The collision has delayed Lyman’s academic career a year.

Junior Lauren Barnes is one of the students who began researching pedestrian problems last spring and is now implementing safety goals.  “With my friends and some of the people that we've tried reaching out to one of the first things you get is like someone laughing at you. But then you'll say hey did you know two students have been hit on this campus this semester? And that's when you can really get their attention because they're very unaware.  If even you heard stop, look and wave earlier that day you might have rolled your eyes and walked away but when you're crossing a street you're going to subconsciously think a little more about the proper behavior. And that's why we really just want to keep blasting our message and keep reaching as many students as we can especially the incoming students who haven't really established walking behaviors yet.”

University Police Chief Jerry Lottie says a three-prong approach has been successful in improving traffic and pedestrian safety on campus.  “You've seen the raised crosswalks with the flashing lights, the signage and then the other portion of that is the enforcement particularly for drivers that are distracted. It's very concerning to have a driver where there's heavy pedestrian congestion and to be using a cell phone or not paying attention to what they're doing.”

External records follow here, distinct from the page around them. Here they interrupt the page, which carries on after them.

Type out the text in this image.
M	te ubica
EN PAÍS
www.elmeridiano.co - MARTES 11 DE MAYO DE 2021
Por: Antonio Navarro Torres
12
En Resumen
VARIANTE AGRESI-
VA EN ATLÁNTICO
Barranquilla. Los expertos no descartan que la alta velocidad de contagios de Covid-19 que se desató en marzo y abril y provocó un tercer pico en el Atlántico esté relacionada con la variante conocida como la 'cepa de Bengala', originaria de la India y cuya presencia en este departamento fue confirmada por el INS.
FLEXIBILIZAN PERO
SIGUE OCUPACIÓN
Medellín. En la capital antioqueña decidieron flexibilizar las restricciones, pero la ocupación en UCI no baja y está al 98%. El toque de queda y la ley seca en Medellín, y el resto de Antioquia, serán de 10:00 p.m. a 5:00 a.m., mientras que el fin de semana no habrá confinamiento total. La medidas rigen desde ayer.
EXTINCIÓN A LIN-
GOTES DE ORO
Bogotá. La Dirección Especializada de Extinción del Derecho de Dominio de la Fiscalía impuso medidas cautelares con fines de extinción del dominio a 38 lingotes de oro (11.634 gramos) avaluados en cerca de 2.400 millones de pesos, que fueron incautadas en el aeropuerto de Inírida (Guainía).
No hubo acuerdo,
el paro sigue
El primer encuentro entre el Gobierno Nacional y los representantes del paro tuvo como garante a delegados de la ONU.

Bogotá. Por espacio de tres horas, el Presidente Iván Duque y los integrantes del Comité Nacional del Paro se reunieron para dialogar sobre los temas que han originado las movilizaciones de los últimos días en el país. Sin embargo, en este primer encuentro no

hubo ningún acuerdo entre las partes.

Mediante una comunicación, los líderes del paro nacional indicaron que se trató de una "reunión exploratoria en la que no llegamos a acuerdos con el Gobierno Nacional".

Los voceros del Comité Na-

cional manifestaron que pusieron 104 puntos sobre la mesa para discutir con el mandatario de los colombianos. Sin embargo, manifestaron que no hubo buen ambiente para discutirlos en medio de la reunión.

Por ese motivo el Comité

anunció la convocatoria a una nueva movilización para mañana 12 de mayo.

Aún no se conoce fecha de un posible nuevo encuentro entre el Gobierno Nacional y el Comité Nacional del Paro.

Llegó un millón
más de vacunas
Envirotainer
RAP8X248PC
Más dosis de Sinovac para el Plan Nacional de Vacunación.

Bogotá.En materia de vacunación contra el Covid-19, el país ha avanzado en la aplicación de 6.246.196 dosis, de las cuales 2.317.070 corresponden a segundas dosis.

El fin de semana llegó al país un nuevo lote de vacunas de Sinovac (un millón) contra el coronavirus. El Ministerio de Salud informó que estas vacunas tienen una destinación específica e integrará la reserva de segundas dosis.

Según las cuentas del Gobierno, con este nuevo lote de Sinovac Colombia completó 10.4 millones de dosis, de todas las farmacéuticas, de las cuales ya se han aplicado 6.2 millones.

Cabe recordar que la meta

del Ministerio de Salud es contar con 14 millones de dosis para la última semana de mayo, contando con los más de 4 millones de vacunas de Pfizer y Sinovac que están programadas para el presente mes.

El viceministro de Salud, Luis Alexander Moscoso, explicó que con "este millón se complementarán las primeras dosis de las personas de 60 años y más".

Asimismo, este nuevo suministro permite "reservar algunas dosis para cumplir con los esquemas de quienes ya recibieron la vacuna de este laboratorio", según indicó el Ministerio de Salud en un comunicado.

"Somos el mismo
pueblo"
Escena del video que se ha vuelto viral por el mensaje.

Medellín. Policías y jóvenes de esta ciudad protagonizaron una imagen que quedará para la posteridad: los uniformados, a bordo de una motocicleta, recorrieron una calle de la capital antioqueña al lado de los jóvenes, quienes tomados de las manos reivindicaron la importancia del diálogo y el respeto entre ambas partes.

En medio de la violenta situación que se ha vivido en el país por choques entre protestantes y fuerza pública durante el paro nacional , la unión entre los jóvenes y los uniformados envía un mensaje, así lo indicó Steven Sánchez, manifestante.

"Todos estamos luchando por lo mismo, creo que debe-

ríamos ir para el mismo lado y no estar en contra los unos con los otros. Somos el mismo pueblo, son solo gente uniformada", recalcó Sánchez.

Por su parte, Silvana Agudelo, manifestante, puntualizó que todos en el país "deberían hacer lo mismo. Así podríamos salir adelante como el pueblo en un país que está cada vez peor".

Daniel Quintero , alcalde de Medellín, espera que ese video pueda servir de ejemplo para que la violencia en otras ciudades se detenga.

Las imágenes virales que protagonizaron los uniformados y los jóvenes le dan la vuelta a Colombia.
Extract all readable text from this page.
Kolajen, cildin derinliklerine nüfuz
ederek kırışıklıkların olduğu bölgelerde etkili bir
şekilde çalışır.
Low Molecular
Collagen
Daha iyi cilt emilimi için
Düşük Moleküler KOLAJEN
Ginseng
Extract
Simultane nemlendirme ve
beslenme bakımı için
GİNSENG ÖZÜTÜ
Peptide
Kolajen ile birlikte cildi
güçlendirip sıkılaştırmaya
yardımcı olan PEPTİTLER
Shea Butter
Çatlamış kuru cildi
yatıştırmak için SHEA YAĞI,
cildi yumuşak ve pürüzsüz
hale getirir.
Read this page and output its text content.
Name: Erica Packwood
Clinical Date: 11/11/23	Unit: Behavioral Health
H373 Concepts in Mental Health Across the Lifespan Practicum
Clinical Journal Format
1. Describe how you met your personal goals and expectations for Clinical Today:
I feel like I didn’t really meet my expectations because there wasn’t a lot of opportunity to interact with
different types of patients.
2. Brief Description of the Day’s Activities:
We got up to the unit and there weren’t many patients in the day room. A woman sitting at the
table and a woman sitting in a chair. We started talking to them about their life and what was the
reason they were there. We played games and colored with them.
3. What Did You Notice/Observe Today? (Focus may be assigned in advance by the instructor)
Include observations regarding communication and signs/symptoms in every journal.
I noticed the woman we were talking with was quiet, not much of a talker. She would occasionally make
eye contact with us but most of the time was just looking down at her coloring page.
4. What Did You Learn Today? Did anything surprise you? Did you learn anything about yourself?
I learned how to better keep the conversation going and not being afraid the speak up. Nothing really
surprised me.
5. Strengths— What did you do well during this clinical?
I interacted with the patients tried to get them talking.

Lottie was asked if pedestrians always have right of way.  "If they’re in the crosswalk they have right-of-way and cars are supposed to yield or stop to allow the pedestrian to cross. However a pedestrian cannot or is not supposed to step out into the street so quickly that a vehicle can’t stop."

The student pedestrian safety team has discovered a number of problems including night and sunset blindness and  a false sense of security in crosswalks.  There are also several myths they are working to dispel.  Chief Lottie noted the most popular.  “On campus there is an urban legend that if you get hit in the cross walk your tuition is paid. People honestly believe that. We had somebody this week come to University Police and say I almost was hit in the crosswalk, how do I get my tuition paid?”
 Dr. J.W. Wylie:  “I'll push my son into the crosswalk!” (laughter)

Another fallacy the safety group has heard is that if a pedestrian is looking down at a cell phone a driver has to stop. Panelists at the forum noted that they don’t.